There are six super conferences such as the Big Ten, that have an automatic bid into a Bowl Championship Series bid — and the opportunity to play for the mythical national championship.

They are the haves.

Then there are the other conferences, such as the Mid-American Conference, that have to run the table, knock off a big name team from a major conference, and even then don’t have a shot at the national title. Boise State has led the crusade for the past five to six years.

Now, under new legislation, the NCAA took the first step toward paying athletes. If adopted, schools could pay an athlete up to $2,000 to pay for out of pocket expenses that are not covered by scholarships alone.

And once again, the haves separate themselves from the nots.

There are several problems with this.

Sure, Michigan could probably drop the cash without much problem.
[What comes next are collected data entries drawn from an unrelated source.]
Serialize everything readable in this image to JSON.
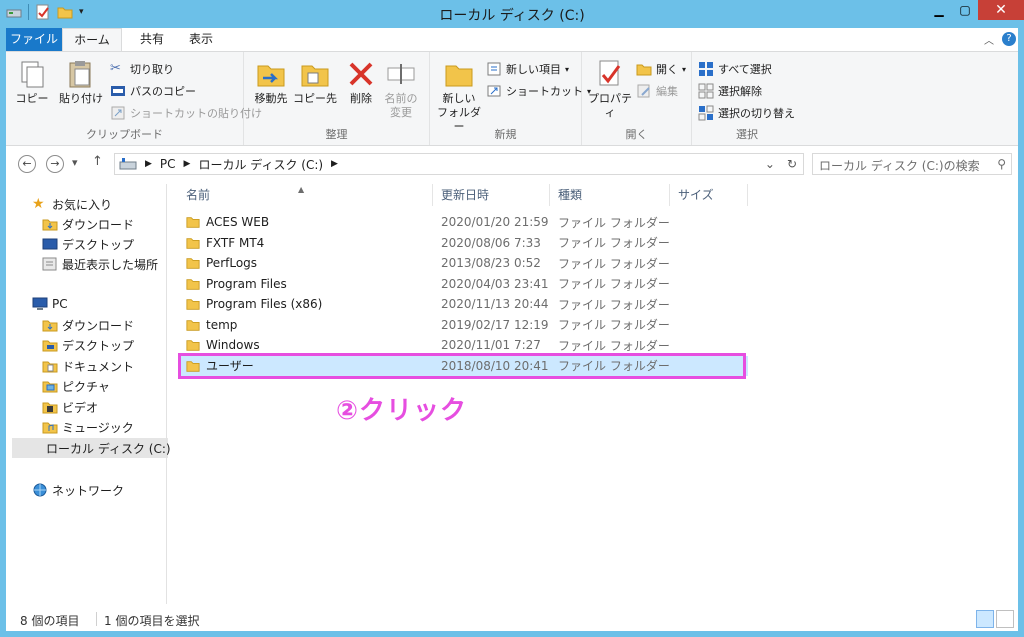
{
  "window": {
    "title": "ローカル ディスク (C:)"
  },
  "ribbon_tabs": {
    "file": "ファイル",
    "home": "ホーム",
    "share": "共有",
    "view": "表示"
  },
  "ribbon": {
    "clipboard": {
      "label": "クリップボード",
      "copy": "コピー",
      "paste": "貼り付け",
      "cut": "切り取り",
      "copy_path": "パスのコピー",
      "paste_shortcut": "ショートカットの貼り付け"
    },
    "organize": {
      "label": "整理",
      "move_to": "移動先",
      "copy_to": "コピー先",
      "delete": "削除",
      "rename_1": "名前の",
      "rename_2": "変更"
    },
    "new": {
      "label": "新規",
      "new_folder_1": "新しい",
      "new_folder_2": "フォルダー",
      "new_item": "新しい項目",
      "easy_access": "ショートカット"
    },
    "open": {
      "label": "開く",
      "properties": "プロパティ",
      "open": "開く",
      "edit": "編集"
    },
    "select": {
      "label": "選択",
      "select_all": "すべて選択",
      "select_none": "選択解除",
      "invert": "選択の切り替え"
    }
  },
  "address": {
    "crumbs": [
      "PC",
      "ローカル ディスク (C:)"
    ],
    "search_placeholder": "ローカル ディスク (C:)の検索"
  },
  "nav": {
    "favorites": "お気に入り",
    "fav_items": [
      "ダウンロード",
      "デスクトップ",
      "最近表示した場所"
    ],
    "pc": "PC",
    "pc_items": [
      "ダウンロード",
      "デスクトップ",
      "ドキュメント",
      "ピクチャ",
      "ビデオ",
      "ミュージック",
      "ローカル ディスク (C:)"
    ],
    "network": "ネットワーク"
  },
  "columns": {
    "name": "名前",
    "modified": "更新日時",
    "type": "種類",
    "size": "サイズ"
  },
  "files": [
    {
      "name": "ACES WEB",
      "modified": "2020/01/20 21:59",
      "type": "ファイル フォルダー"
    },
    {
      "name": "FXTF MT4",
      "modified": "2020/08/06 7:33",
      "type": "ファイル フォルダー"
    },
    {
      "name": "PerfLogs",
      "modified": "2013/08/23 0:52",
      "type": "ファイル フォルダー"
    },
    {
      "name": "Program Files",
      "modified": "2020/04/03 23:41",
      "type": "ファイル フォルダー"
    },
    {
      "name": "Program Files (x86)",
      "modified": "2020/11/13 20:44",
      "type": "ファイル フォルダー"
    },
    {
      "name": "temp",
      "modified": "2019/02/17 12:19",
      "type": "ファイル フォルダー"
    },
    {
      "name": "Windows",
      "modified": "2020/11/01 7:27",
      "type": "ファイル フォルダー"
    },
    {
      "name": "ユーザー",
      "modified": "2018/08/10 20:41",
      "type": "ファイル フォルダー"
    }
  ],
  "annotation": "②クリック",
  "status": {
    "items_count": "8 個の項目",
    "selected": "1 個の項目を選択"
  },
  "colors": {
    "accent": "#1979ca",
    "highlight": "#e64ee0",
    "selection": "#cce8ff",
    "titlebar": "#6cc0e8"
  }
}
One home football game raises millions of dollars that helps support other non-revenue producing sports the school sponsors.

Michigan has money left over that it could pay the additional $2,000 to the 100 or so players on the roster.

Under Title IX, Michigan would have to pay the same amount to women athletes, which doubles the amount paid. So 100 players times $2,000 equals $200,000. Double that to $400,000 and this all of a sudden is no small venture.

The amount Michigan would cost close to $1 million — though it doesn’t have to pay any or all of the athletes.

But $1 million is pretty small potatoes for Michigan.

Not so for Central Michigan.

The Chippewas play for national championships, but don’t have any of the television deals or the stadium to make millions of dollars at a home football game. Paying athletes outside of scholarships makes it tougher for the Central Michigans in college athletics.

Understandably, there are few players who this effects, having to decide between Michigan and Central Michigan. But to put money in the middle further separates those that have and those who have not.

Once upon a time college was about academics, to learn, to get a degree in a field of interest and then getting a job in that field. But money has turned football, and to a lesser extent basketball, into a multi-billion dollar business.

There are those who will say athletes are entitled to a stipend of sorts because they do generate millions for their universities.

These people are misguided.

There are 120 Division 1 schools. If, for argument sake, each school has 100 players on the roster broken down equally into five classes (fifth-year senior to red-shirt freshman) that gives us 20 players per school.

Multiply that 20 by the 120 schools which means 2,400 players are eligible for the NFL draft in April. Only 256 players are drafted.

So what happens to the roughly 2,100 people?

They have to get jobs in the real world.

How is that supposed to happen?

With the education they get with the scholarship they earned.

That is more important than paying the athlete an additional $2,000.

Until that is pounded into the heads of the major universities who see paying athletes as a chance to separate itself from other institutions, there is clearly going to be two separate groups in college athletics.